If you've been looking at getting a brand new pick-up truck in the next few years, then you may want to be open to bump up your purchase a bit earlier.

According to one of our contacts in the Philippine auto industry, the government is looking to make some revisions to the excise tax schedule on automobiles under the tax reform law. Specifically, there is talk about bringing back excise taxes for pick-up truck models.

Insider: PH gov

We verified with other contacts in the industry, and based on what we gather it is the Department of Trade and Industry (DTI) that is exploring the possibility of recommending to the Department of Finance (DOF) to levy an excise tax on pick-up trucks.

The insider information is still preliminary, and there are no specifics yet as to what rates and timeline the DTI are looking at. What we can extrapolate is that if a pick-up truck excise is pursued and implemented, it could significantly increase prices of such models in the Philippines, affecting the sales and the industry as a whole.

The mulling of an excise tax on pick-up trucks could be part of a wider plan to tax CBU imported vehicles as a whole which is also being explored by the DTI, an overwhelming majority of which are imported from Thailand. The proposal to impose more taxes on vehicles could also be related to the ongoing dispute that the Philippines has with Thailand regarding the taxes on Philippine cigarette products imposed by Thai customs authorities. Thailand, after all, is also single largest Asian manufacturing country for the light truck class that includes the Ranger, Hilux, Navara, Strada, D-Max and Colorado.

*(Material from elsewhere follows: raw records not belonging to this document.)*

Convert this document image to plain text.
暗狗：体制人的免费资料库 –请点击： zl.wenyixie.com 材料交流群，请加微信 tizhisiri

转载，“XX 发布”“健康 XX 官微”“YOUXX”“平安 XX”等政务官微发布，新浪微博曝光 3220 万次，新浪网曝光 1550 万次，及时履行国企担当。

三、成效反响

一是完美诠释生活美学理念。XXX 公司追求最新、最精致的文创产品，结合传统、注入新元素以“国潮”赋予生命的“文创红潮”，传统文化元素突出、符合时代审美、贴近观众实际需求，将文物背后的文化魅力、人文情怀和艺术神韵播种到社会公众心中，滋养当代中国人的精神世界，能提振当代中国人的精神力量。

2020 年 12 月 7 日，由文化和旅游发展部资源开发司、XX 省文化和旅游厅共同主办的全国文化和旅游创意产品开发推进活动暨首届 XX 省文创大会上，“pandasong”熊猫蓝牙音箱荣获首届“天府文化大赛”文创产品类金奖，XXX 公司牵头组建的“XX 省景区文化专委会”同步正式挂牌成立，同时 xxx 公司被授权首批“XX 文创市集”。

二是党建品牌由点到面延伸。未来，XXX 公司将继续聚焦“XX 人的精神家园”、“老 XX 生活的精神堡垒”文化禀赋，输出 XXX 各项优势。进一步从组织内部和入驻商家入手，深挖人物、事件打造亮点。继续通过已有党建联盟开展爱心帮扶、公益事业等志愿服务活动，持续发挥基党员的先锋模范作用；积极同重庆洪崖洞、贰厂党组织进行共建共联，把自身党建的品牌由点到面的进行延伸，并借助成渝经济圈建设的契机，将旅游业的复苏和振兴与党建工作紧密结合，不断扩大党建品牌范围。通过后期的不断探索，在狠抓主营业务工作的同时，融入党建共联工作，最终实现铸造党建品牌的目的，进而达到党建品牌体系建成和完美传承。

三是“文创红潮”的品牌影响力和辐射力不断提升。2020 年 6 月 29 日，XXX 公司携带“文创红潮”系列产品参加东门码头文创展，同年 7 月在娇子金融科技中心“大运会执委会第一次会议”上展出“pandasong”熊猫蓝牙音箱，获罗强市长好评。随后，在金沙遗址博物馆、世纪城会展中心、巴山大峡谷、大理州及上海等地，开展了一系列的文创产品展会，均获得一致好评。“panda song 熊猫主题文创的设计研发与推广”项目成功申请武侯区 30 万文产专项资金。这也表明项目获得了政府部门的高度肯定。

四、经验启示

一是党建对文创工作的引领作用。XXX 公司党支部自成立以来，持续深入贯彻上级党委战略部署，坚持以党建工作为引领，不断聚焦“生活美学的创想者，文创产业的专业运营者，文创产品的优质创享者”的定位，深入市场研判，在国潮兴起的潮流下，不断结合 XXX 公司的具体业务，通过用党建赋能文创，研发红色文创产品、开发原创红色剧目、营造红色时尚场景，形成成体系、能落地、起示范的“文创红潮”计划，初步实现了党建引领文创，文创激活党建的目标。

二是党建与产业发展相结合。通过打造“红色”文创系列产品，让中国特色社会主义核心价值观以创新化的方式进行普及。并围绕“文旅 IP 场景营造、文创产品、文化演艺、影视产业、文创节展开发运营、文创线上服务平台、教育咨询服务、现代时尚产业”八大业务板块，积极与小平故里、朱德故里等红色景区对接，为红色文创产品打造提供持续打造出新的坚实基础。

Thailand is also the major manufacturing hub for automakers that are present in South East Asia for all kinds of vehicles, and exported to ASEAN countries to take advantage of AFTA, or the ASEAN Free Trade Area.

Insider: PH gov

If you remember, the Tax Reform for Acceleration and INclusion Act (TRAIN Law) completely revised the excise tax schedules for a manner of automobiles in 2018. Standard automobiles like SUVs, passenger cars, vans and the like got a new excise tax table, but the law also removed or reduced excise taxes on certain types of vehicles.

Hybrid vehicles were only subjected to 50% of standard ad valorem excise tax while full electric vehicles (EVs) were fully exempted from excise taxes. Like EVs, pick-up trucks regardless of type (double cab, single cab, etc.) were also fully exempted from excise taxes when the law came into effect in 2018. The logic is that pick-ups are used as workhorses and should be helping small business owners and professionals in their duties.

The result of the exemption was a widespread reduction in prices of pick-up trucks of many (if not all) of the major car manufacturers in the Philippines in 2018 compared to 2017. In that period, Toyota reduced prices of the Hilux by PhP 55,000 for the base version up to PhP 145,000 for the 4x4 automatic. Ford was able to reduce prices of the Ranger by PhP 41,000 for the base single cab truck model all the way up to a reduction of PhP 141,000 for the Wildtrak 3.2 at the time. Nissan was also able to cut Navara prices by as little as PhP 44,000 for the base variant all the way up to PhP 196,000 less for the Sport model that they were selling at the time.

This reduction in price has driven the increased sales in the pick-up truck class in the last two years. While every manufacturer has had good success with their pick-up models from 2018 to 2019, the growth in sales is most significant with Toyota. In 2017 when the Hilux still had taxes, Toyota sold 14,688 Hilux units. In 2018, Hilux sales increased significantly to 18,237 units. In 2019, Toyota sold a whopping 20,842 Hilux units. That's good enough to make it the second best selling vehicle in the country despite being a CBU import.

The 2019 sales of the Hilux also put it behind only the Vios at 33,181 units and ahead of the Innova of which 20,794 were sold. Both of those vehicles are built in Sta. Rosa, Laguna.